Tantas voltas deu o Capitalismo e as estradas, que a SBAT e eu andamos mal das pernas. Ela precisando da anuidade dos sócios e eu precisando de 200 reais para pagar a minha anuidade. Sim, porque depois de todo aperreio que a Sociedade fundada por Chiquinha Gonzaga e outros intrépidos quixotes passou para resistir desde 1917 e ainda assim guarda as minhas coisas... É o mínimo que posso fazer. E seria bom que todos os sócios mantivessem em dia as anuidades. Mesmo que com todas essas novidades midiáticas (a SBAT também está se modernizando) não veja necessidade. É uma questão de carinho histórico.
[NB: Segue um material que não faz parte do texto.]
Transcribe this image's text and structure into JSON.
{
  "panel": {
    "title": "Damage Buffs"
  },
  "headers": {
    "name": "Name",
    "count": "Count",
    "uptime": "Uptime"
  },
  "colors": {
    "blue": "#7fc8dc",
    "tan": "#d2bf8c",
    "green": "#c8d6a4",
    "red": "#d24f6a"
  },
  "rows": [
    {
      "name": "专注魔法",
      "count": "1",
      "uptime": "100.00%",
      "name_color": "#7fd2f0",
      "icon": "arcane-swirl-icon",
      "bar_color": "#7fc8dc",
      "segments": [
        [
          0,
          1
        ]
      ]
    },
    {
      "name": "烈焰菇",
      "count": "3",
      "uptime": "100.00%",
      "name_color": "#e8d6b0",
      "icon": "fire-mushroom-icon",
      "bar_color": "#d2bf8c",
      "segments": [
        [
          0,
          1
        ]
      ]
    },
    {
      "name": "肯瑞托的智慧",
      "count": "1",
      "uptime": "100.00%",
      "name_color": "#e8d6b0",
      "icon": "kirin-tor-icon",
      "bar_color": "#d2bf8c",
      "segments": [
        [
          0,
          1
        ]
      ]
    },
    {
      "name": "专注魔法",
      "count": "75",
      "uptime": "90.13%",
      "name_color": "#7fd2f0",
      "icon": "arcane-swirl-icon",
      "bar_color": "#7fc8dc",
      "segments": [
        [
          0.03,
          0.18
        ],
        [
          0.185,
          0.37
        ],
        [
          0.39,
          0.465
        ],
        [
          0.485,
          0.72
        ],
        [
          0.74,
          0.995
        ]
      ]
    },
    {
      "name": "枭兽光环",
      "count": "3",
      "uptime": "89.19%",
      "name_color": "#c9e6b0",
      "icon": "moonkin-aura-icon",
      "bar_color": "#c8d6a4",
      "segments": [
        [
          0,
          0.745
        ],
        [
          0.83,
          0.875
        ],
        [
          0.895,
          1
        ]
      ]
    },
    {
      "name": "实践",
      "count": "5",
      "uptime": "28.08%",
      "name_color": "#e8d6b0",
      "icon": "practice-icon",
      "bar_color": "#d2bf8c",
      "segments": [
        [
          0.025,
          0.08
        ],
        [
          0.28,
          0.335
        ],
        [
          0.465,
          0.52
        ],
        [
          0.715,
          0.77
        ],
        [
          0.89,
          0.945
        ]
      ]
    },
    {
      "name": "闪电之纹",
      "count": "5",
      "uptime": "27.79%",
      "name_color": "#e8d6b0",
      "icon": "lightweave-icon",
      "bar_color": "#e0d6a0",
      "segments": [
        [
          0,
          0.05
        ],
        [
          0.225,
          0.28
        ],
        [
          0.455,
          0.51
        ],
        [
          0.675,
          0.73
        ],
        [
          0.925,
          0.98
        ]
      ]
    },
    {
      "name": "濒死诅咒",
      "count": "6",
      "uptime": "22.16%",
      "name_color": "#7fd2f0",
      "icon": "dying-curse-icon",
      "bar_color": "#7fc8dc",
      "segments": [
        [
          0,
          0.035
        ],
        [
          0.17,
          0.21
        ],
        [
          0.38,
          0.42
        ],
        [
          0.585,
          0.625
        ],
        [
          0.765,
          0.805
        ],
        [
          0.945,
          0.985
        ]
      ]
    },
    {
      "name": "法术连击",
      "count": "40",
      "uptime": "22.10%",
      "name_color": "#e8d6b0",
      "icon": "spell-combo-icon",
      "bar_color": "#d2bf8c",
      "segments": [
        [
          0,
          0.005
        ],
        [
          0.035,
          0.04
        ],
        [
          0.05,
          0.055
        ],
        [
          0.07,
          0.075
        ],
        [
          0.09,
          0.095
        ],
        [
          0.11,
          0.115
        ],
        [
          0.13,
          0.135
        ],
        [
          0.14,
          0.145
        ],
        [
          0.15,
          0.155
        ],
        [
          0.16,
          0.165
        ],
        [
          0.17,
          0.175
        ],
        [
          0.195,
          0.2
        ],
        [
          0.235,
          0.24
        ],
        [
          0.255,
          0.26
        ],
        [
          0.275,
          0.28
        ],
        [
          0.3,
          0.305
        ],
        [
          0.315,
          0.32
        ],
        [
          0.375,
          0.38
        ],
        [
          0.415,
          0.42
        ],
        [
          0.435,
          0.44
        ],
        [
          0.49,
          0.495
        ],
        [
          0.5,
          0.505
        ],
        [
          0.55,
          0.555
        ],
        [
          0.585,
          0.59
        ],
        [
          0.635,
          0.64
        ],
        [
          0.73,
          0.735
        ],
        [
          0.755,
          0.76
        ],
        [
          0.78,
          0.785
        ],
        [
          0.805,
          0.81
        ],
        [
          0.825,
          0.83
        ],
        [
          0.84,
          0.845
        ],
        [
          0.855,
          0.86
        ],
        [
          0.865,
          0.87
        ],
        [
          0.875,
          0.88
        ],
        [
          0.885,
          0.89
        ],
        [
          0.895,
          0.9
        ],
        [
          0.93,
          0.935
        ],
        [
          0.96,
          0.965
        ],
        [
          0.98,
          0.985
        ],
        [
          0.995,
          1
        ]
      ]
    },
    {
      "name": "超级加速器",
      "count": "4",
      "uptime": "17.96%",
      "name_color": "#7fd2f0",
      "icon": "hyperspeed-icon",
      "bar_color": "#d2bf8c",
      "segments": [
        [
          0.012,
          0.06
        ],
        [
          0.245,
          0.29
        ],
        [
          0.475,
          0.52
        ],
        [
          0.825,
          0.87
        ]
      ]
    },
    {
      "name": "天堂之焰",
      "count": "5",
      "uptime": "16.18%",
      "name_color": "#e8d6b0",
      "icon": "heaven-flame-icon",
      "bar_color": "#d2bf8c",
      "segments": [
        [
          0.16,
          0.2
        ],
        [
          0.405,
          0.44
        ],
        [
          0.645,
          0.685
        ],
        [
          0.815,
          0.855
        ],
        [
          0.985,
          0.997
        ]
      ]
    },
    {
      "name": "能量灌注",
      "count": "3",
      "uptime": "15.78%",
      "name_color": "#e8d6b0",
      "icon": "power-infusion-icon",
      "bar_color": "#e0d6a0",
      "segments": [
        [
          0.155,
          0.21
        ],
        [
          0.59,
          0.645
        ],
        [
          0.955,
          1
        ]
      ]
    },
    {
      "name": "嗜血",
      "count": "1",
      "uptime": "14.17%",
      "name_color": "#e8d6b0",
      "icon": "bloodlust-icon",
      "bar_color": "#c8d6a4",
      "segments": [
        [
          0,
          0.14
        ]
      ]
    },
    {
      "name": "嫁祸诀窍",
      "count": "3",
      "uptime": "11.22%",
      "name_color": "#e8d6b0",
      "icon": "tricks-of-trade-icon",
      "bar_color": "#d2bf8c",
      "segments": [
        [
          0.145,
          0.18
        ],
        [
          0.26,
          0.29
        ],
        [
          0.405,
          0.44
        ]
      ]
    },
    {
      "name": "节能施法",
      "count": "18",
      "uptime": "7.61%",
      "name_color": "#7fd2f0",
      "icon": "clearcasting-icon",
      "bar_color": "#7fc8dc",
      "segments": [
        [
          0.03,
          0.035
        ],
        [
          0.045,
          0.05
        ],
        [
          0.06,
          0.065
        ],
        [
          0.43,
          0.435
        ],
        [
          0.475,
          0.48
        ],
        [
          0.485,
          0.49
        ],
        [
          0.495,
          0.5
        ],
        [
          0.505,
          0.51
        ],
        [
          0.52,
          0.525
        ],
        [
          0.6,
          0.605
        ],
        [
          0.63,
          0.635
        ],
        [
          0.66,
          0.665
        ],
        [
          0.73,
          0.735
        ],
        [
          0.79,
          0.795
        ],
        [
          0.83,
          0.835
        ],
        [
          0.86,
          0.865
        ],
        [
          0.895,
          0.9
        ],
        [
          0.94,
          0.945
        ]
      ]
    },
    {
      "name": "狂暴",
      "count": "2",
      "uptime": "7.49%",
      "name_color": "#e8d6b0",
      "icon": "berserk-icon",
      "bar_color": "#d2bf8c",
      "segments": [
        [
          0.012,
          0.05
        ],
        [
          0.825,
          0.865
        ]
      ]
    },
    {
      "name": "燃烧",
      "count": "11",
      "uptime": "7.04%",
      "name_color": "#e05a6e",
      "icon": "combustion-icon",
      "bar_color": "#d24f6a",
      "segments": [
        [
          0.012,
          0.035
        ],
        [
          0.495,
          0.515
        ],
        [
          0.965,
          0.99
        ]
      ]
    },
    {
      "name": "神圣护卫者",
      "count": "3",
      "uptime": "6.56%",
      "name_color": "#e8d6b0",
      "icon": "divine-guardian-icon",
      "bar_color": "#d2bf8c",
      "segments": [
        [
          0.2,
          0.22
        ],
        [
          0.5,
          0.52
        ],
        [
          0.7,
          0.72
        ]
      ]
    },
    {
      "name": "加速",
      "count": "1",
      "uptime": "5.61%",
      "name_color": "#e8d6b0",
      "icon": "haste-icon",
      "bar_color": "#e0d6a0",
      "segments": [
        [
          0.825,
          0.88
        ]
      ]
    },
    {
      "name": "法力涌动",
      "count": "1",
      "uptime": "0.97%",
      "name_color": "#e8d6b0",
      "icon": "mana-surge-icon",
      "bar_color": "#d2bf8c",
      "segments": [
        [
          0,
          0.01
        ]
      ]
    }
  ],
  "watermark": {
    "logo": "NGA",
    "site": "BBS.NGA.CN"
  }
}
Espero que pelo menos a maioria possa abrir mão de 200 reais anuais. Eu não os tenho consolidados, são muito esporádicos (ainda não vi a cara do Lobo Guará), mas, em conversa com a Eliana, tive a ideia de desenhar uma figura da Casa a cada ano e colocar à venda. O valor: o da anuidade (que por ora é 200).

O primeiro é este, a Chiquinha Gonzaga. (Atenção, não é a Regina Duarte. A atriz é que ficou muito parecida.)

Aceito sugestão para quem possa ser a figura retratada no próximo ano.